Last Updated on 17 avril 2021 by François BOUTARD
Au fur et à mesure de mes découvertes sur l’histoire de l’art verrier en France, dont le berceau historique est la Lorraine, j’étais loin de me douter de la beauté moderne des pièces produites par les plus grandes verreries françaises. Je m’explique : j’avais en tête le développement artistique des grandes maisons verrières à travers les périodes successives de l’Art nouveau puis l’Art déco, soit la fin du XIXe siècle et le premier tiers du XXe siècle. Or, une maison comme DAUM a décidé, à partir des années 60 d’orienter ses créations autour de l’art et du design en collaborant avec des artistes de renom. Parmi ceux-ci : Salvador Dalí, César, Arman, et plus récemment au tournant des années 2000 avec les designers Jean-Marie Massaud, Christian Ghion, et même l’artiste Jacques Villeglé en 2011… ↓
Or, si Salvador Dalí et d’autres créateurs brillants ont choisi DAUM, ce n’est par hasard ! DAUM est en effet le seul cristallier dans le monde à maîtriser à la perfection la technique de la pâte de verre (avant de mettre au point en 1968 celle de la pâte de cristal), qui permet de réaliser de véritables sculptures conçues sur la base d’un modèle original créé par l’artiste. Ce qui fit d’ailleurs dire au maître espagnol : « La pâte de verre est un matériau dalinien. Je l’ai donc utilisée pour réaliser ces chefs-d’œuvre ; je suis enchanté de cette nouvelle matière, qui comporte l’élasticité moléculaire d’un escargot et, tout à la fois, la consistance de la gare de Perpignan. »

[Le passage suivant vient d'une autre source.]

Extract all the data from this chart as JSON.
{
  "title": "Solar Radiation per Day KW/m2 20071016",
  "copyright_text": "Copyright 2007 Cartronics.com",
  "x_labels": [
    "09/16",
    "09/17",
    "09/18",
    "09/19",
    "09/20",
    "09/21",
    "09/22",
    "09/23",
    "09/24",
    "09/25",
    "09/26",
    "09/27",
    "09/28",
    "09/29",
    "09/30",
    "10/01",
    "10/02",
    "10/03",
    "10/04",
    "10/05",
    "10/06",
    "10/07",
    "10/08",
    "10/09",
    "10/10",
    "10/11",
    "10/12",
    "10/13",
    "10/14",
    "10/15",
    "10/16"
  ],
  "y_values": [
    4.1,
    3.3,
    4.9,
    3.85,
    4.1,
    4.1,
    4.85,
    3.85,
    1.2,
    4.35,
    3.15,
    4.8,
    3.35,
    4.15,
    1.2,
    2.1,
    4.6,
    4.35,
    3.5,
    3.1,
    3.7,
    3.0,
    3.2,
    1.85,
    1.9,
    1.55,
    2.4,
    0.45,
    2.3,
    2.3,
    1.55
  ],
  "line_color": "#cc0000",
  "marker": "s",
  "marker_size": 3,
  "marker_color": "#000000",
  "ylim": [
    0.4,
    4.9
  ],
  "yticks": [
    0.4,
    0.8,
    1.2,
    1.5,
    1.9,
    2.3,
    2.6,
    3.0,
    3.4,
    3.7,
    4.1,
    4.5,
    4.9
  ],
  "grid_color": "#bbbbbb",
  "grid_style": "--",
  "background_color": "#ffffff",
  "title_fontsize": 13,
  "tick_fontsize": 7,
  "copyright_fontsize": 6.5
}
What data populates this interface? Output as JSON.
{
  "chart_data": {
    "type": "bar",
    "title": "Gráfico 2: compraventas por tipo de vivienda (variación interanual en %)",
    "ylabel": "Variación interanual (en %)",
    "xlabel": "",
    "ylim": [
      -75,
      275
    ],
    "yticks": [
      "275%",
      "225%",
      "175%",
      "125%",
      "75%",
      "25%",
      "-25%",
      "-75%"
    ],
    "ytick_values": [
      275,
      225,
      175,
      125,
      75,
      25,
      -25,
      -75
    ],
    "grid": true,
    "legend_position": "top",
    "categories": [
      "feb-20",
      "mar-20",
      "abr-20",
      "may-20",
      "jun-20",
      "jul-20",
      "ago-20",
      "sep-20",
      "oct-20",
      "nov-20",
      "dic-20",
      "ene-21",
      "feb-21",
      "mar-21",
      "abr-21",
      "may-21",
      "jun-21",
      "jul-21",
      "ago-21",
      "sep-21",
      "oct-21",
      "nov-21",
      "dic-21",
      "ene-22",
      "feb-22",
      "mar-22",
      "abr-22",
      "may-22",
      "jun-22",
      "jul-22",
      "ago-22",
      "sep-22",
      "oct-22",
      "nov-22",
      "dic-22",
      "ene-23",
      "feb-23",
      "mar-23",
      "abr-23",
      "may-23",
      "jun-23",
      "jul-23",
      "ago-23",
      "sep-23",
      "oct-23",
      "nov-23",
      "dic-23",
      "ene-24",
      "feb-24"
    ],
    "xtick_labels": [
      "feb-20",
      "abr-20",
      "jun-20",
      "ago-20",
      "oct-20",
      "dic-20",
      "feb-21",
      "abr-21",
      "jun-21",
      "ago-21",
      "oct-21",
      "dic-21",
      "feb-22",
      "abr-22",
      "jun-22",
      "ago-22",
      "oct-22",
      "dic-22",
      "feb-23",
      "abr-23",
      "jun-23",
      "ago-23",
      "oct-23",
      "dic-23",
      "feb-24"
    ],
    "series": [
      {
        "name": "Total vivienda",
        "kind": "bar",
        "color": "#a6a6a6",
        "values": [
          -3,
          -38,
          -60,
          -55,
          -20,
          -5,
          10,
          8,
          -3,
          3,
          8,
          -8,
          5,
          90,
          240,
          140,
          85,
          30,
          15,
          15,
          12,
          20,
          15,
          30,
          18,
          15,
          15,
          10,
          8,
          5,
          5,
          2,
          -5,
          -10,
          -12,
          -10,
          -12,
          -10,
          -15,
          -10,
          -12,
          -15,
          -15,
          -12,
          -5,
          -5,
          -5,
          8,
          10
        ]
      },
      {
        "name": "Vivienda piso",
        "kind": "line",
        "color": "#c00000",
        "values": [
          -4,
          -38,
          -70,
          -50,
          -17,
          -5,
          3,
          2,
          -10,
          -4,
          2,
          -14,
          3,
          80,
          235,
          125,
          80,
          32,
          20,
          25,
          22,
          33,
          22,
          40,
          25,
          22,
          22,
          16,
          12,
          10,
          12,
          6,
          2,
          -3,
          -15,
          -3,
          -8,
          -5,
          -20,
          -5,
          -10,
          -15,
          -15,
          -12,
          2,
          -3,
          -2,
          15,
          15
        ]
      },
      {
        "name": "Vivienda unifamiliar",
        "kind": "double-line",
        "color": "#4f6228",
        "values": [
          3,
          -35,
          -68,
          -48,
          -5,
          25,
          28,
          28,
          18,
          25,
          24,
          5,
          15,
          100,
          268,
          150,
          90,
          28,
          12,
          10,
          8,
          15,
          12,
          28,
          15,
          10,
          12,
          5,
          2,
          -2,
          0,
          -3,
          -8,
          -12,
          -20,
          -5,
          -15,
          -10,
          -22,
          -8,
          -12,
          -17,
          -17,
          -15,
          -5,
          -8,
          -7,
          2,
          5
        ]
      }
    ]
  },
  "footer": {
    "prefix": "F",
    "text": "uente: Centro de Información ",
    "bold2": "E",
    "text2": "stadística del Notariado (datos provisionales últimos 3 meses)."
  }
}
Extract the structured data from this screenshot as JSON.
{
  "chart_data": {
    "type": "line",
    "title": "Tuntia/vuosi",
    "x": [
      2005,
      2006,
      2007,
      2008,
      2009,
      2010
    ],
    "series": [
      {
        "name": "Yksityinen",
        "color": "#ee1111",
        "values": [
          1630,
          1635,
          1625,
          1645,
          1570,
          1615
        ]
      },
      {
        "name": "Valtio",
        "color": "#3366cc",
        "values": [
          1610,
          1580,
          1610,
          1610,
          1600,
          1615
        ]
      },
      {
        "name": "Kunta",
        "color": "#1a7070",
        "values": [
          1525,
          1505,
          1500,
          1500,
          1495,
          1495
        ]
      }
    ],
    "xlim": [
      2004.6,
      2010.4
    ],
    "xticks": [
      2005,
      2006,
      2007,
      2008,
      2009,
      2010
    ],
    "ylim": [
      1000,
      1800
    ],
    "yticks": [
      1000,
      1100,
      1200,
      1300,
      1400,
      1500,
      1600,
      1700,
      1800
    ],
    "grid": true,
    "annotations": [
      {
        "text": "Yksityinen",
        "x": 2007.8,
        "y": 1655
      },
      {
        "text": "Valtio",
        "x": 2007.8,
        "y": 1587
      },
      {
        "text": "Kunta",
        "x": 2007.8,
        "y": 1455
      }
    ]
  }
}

Un savoir-faire unique : la technique de la pâte de verre
Pour retrouver trace de cette technique, il faut remonter à 5.000 avant J.C. ; les Phéniciens et les Egyptiens l’ont notamment utilisé pour créer des bijoux. Tombée dans l’oubli durant des siècles, cette technique, découverte avant le verre soufflé, est remise au goût du jour, d’abord par le sculpteur Henry Cros (1840-1907), puis par les maîtres-verriers François Décorchemont (1880-1971), Gabriel Argy-Rousseau (1885-1953), et surtout Almaric Walter (1870-1959) qui introduit et perfectionne en 1904 la technique chez DAUM pour fabriquer petits objets et panneaux décoratifs. ↓
La pâte de verre possède un grain inimitable, une texture unique, qui confère à l’objet un aspect plus ou moins céramique. Les sculpteurs contemporains adorent la technique de la pâte de verre (et celle du cristal), car non seulement elle reproduit fidèlement le modèle de base, mais elle magnifie les couleurs et la translucidité de la pièce obtenue… La technique est très différente de celle du verre. Un moule de la pièce à réaliser est d’abord fabriqué en utilisant diverses techniques dont celui de la cire perdue, un procédé de moulage de précision qui permet d’obtenir une sculpture en métal à partir d’un modèle en cire. Après cuisson, le moule est refroidi et laisse apparaître des poudres ou des granules de verres, ce qu’on appelle le Groisil, avant qu’une nouvelle cuisson et un refroidissement ne révèlent une pièce aux formes intactes et colorées. ↓
À l’origine, la saga des Frères DAUM
C’est donc au début du XXe siècle que Daum a commencé ses essais avec la pâte de verre pour progressivement la perfectionner, avant de revisiter la technique pour la pâte de cristal à la fin des années 60. Mais avant d’en arriver là, retour aux origines de « la verrerie du Pont Cassé » qui, de 1900 à 1914, au fait de sa puissance industrielle, comptait jusqu’à 300 ouvriers !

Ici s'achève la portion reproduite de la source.